(September 13, 2018 at 9:30 pm)polymath257 Wrote:Indeed 4 is a description of a quantity not a separate magic thing in it's own right .(September 13, 2018 at 9:19 pm)RoadRunner79 Wrote: How is the number 4 different in mathematics? Are you saying that if their are 4 trees in reality, that is subjective? Do you believe in the basic principle; the law of identity?
I'd suggest reading some Frege or Russell. That will get you started.
There is a difference between saying 'there are four trees' is objective (which I will agree to: it is a publicly observable situation) and saying the number 4 is objective (no publicly observable situation exists for this).
Once again, the use of 4 is a language construct. The number itself doesn't exist as something separate.

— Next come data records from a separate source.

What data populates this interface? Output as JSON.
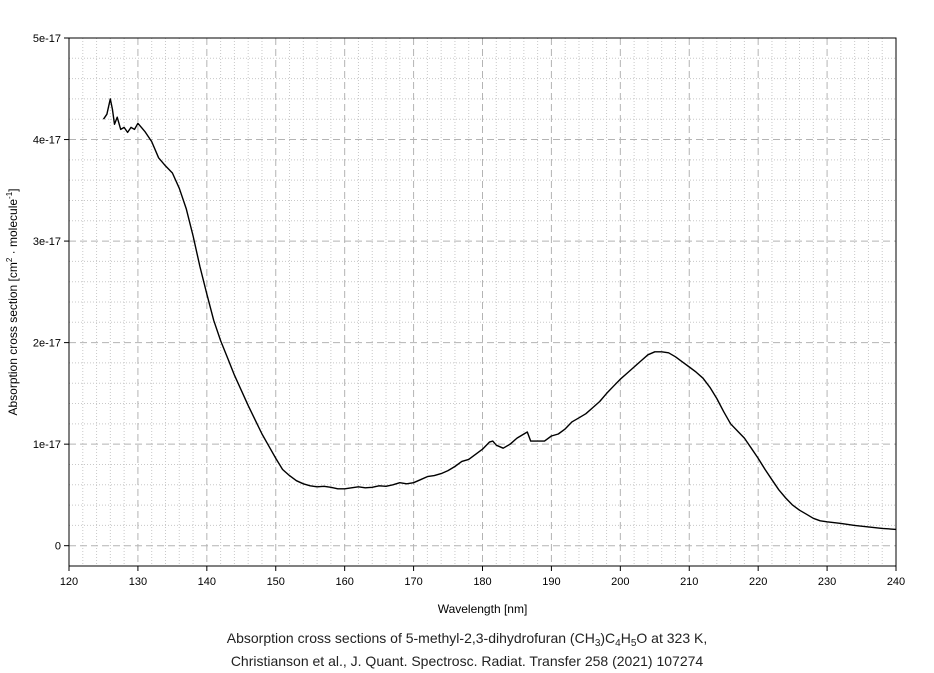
{
  "chart_data": {
    "type": "line",
    "xlabel": "Wavelength [nm]",
    "ylabel_parts": [
      "Absorption cross section [cm",
      "2",
      " · molecule",
      "-1",
      "]"
    ],
    "xlim": [
      120,
      240
    ],
    "ylim": [
      -2e-18,
      5e-17
    ],
    "x_ticks": [
      120,
      130,
      140,
      150,
      160,
      170,
      180,
      190,
      200,
      210,
      220,
      230,
      240
    ],
    "x_tick_labels": [
      "120",
      "130",
      "140",
      "150",
      "160",
      "170",
      "180",
      "190",
      "200",
      "210",
      "220",
      "230",
      "240"
    ],
    "y_ticks": [
      0,
      1e-17,
      2e-17,
      3e-17,
      4e-17,
      5e-17
    ],
    "y_tick_labels": [
      "0",
      "1e-17",
      "2e-17",
      "3e-17",
      "4e-17",
      "5e-17"
    ],
    "grid": true,
    "line_color": "#000000",
    "series": [
      {
        "x": [
          125,
          125.5,
          126,
          126.3,
          126.6,
          127,
          127.5,
          128,
          128.5,
          129,
          129.5,
          130,
          131,
          132,
          133,
          134,
          135,
          136,
          137,
          138,
          139,
          140,
          141,
          142,
          143,
          144,
          145,
          146,
          147,
          148,
          149,
          150,
          151,
          152,
          153,
          154,
          155,
          156,
          157,
          158,
          159,
          160,
          161,
          162,
          163,
          164,
          165,
          166,
          167,
          168,
          169,
          170,
          171,
          172,
          173,
          174,
          175,
          176,
          177,
          178,
          179,
          180,
          181,
          181.5,
          182,
          183,
          184,
          185,
          186,
          186.5,
          187,
          188,
          189,
          190,
          191,
          192,
          193,
          194,
          195,
          196,
          197,
          198,
          199,
          200,
          201,
          202,
          203,
          204,
          205,
          206,
          207,
          208,
          209,
          210,
          211,
          212,
          213,
          214,
          215,
          216,
          217,
          218,
          219,
          220,
          221,
          222,
          223,
          224,
          225,
          226,
          227,
          228,
          229,
          230,
          232,
          234,
          236,
          238,
          240
        ],
        "y": [
          4.2e-17,
          4.25e-17,
          4.4e-17,
          4.3e-17,
          4.15e-17,
          4.22e-17,
          4.1e-17,
          4.12e-17,
          4.07e-17,
          4.12e-17,
          4.1e-17,
          4.16e-17,
          4.08e-17,
          3.98e-17,
          3.82e-17,
          3.74e-17,
          3.67e-17,
          3.52e-17,
          3.32e-17,
          3.05e-17,
          2.75e-17,
          2.48e-17,
          2.22e-17,
          2.02e-17,
          1.85e-17,
          1.68e-17,
          1.53e-17,
          1.38e-17,
          1.24e-17,
          1.1e-17,
          9.8e-18,
          8.6e-18,
          7.5e-18,
          6.9e-18,
          6.4e-18,
          6.1e-18,
          5.9e-18,
          5.8e-18,
          5.85e-18,
          5.75e-18,
          5.6e-18,
          5.6e-18,
          5.7e-18,
          5.8e-18,
          5.7e-18,
          5.75e-18,
          5.9e-18,
          5.85e-18,
          6e-18,
          6.2e-18,
          6.1e-18,
          6.2e-18,
          6.5e-18,
          6.8e-18,
          6.9e-18,
          7.1e-18,
          7.4e-18,
          7.8e-18,
          8.3e-18,
          8.5e-18,
          9e-18,
          9.5e-18,
          1.02e-17,
          1.03e-17,
          9.9e-18,
          9.6e-18,
          1e-17,
          1.06e-17,
          1.1e-17,
          1.12e-17,
          1.03e-17,
          1.03e-17,
          1.03e-17,
          1.08e-17,
          1.1e-17,
          1.15e-17,
          1.22e-17,
          1.26e-17,
          1.3e-17,
          1.36e-17,
          1.42e-17,
          1.5e-17,
          1.57e-17,
          1.64e-17,
          1.7e-17,
          1.76e-17,
          1.82e-17,
          1.88e-17,
          1.91e-17,
          1.91e-17,
          1.9e-17,
          1.86e-17,
          1.81e-17,
          1.76e-17,
          1.71e-17,
          1.65e-17,
          1.56e-17,
          1.45e-17,
          1.32e-17,
          1.2e-17,
          1.13e-17,
          1.06e-17,
          9.6e-18,
          8.6e-18,
          7.5e-18,
          6.5e-18,
          5.5e-18,
          4.7e-18,
          4e-18,
          3.5e-18,
          3.1e-18,
          2.7e-18,
          2.45e-18,
          2.35e-18,
          2.2e-18,
          2e-18,
          1.85e-18,
          1.7e-18,
          1.6e-18
        ]
      }
    ]
  },
  "caption": {
    "line1_parts": [
      "Absorption cross sections of 5-methyl-2,3-dihydrofuran (CH",
      "3",
      ")C",
      "4",
      "H",
      "5",
      "O at 323 K,"
    ],
    "line2": "Christianson et al., J. Quant. Spectrosc. Radiat. Transfer 258 (2021) 107274"
  }
}
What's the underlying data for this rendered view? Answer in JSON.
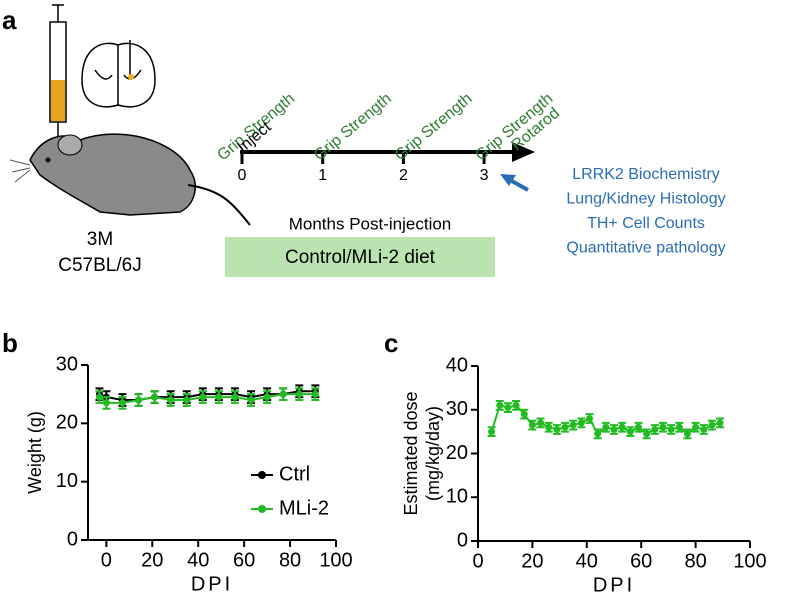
{
  "panel_labels": [
    "a",
    "b",
    "c"
  ],
  "panel_a": {
    "mouse_labels": [
      "3M",
      "C57BL/6J"
    ],
    "timeline": {
      "ticks": [
        0,
        1,
        2,
        3
      ],
      "grip_labels": [
        "Grip Strength",
        "Grip Strength",
        "Grip Strength",
        "Grip Strength"
      ],
      "inject": "Inject",
      "rotarod": "Rotarod",
      "xlabel": "Months Post-injection",
      "diet": "Control/MLi-2 diet"
    },
    "outcomes": [
      "LRRK2 Biochemistry",
      "Lung/Kidney Histology",
      "TH+ Cell Counts",
      "Quantitative pathology"
    ]
  },
  "chart_data": [
    {
      "type": "line",
      "xlabel": "DPI",
      "ylabel": [
        "Weight (g)"
      ],
      "xlim": [
        -8,
        100
      ],
      "xticks": [
        0,
        20,
        40,
        60,
        80,
        100
      ],
      "ylim": [
        0,
        30
      ],
      "yticks": [
        0,
        10,
        20,
        30
      ],
      "legend": "center-right",
      "x": [
        -3,
        0,
        7,
        14,
        21,
        28,
        35,
        42,
        49,
        56,
        63,
        70,
        77,
        84,
        91
      ],
      "series": [
        {
          "name": "Ctrl",
          "color": "#000000",
          "values": [
            25,
            24.5,
            24,
            24,
            24.5,
            24.5,
            24.5,
            25,
            25,
            25,
            24.5,
            25,
            25,
            25.5,
            25.5
          ],
          "errors": [
            1,
            1,
            1,
            1,
            1,
            1,
            1,
            1,
            1,
            1,
            1,
            1,
            1,
            1,
            1
          ]
        },
        {
          "name": "MLi-2",
          "color": "#22bb22",
          "values": [
            24.5,
            23.5,
            23.5,
            24,
            24.5,
            24,
            24,
            24.5,
            24.5,
            24.5,
            24,
            24.5,
            25,
            25,
            25
          ],
          "errors": [
            1,
            1,
            1,
            1,
            1,
            1,
            1,
            1,
            1,
            1,
            1,
            1,
            1,
            1,
            1
          ]
        }
      ]
    },
    {
      "type": "line",
      "xlabel": "DPI",
      "ylabel": [
        "Estimated dose",
        "(mg/kg/day)"
      ],
      "xlim": [
        0,
        100
      ],
      "xticks": [
        0,
        20,
        40,
        60,
        80,
        100
      ],
      "ylim": [
        0,
        40
      ],
      "yticks": [
        0,
        10,
        20,
        30,
        40
      ],
      "x": [
        5,
        8,
        11,
        14,
        17,
        20,
        23,
        26,
        29,
        32,
        35,
        38,
        41,
        44,
        47,
        50,
        53,
        56,
        59,
        62,
        65,
        68,
        71,
        74,
        77,
        80,
        83,
        86,
        89
      ],
      "series": [
        {
          "color": "#22bb22",
          "values": [
            25,
            31,
            30.5,
            31,
            29,
            26.5,
            27,
            26,
            25.5,
            26,
            26.5,
            27,
            28,
            24.5,
            26,
            25.5,
            26,
            25,
            26,
            24.5,
            25.5,
            26,
            25.5,
            26,
            24.5,
            26,
            25.5,
            26.5,
            27
          ],
          "errors": [
            1,
            1,
            1,
            1,
            1,
            1,
            1,
            1,
            1,
            1,
            1,
            1,
            1,
            1,
            1,
            1,
            1,
            1,
            1,
            1,
            1,
            1,
            1,
            1,
            1,
            1,
            1,
            1,
            1
          ]
        }
      ]
    }
  ]
}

And, in math, there are several different mutually exclusive *models* for the natural numbers. Russell proposed one (so four would be the class of all sets with four elements--which can be defined in terms of logic and equality). But there are other definitions that don't have the logical issues that Russell's definition does (being a proper class is problematic--see Russell's paradox).
Von Neumann gave a different definition that is often used in set theory today, but it is far from being the only possible one: see discussions of the difficulty by Hillary Putnam.
When you say the number 4 is 'objective', I think you are missing any number of subtleties concerning how that concept is, or can be, defined. At best, it is an equivalence class of concepts, but that also fails to capture the intuitions many have.
And that is part of the point: we have intuitions, but those intuitions are self-contradictory. The upshot is that '4' is a *language* construct, not something that exists out of a language.
I have also found that people that emphasize the 'law of identity' tend to have not thought very much about these things. Might I suggest a bit of modern model theory as a subject of utility?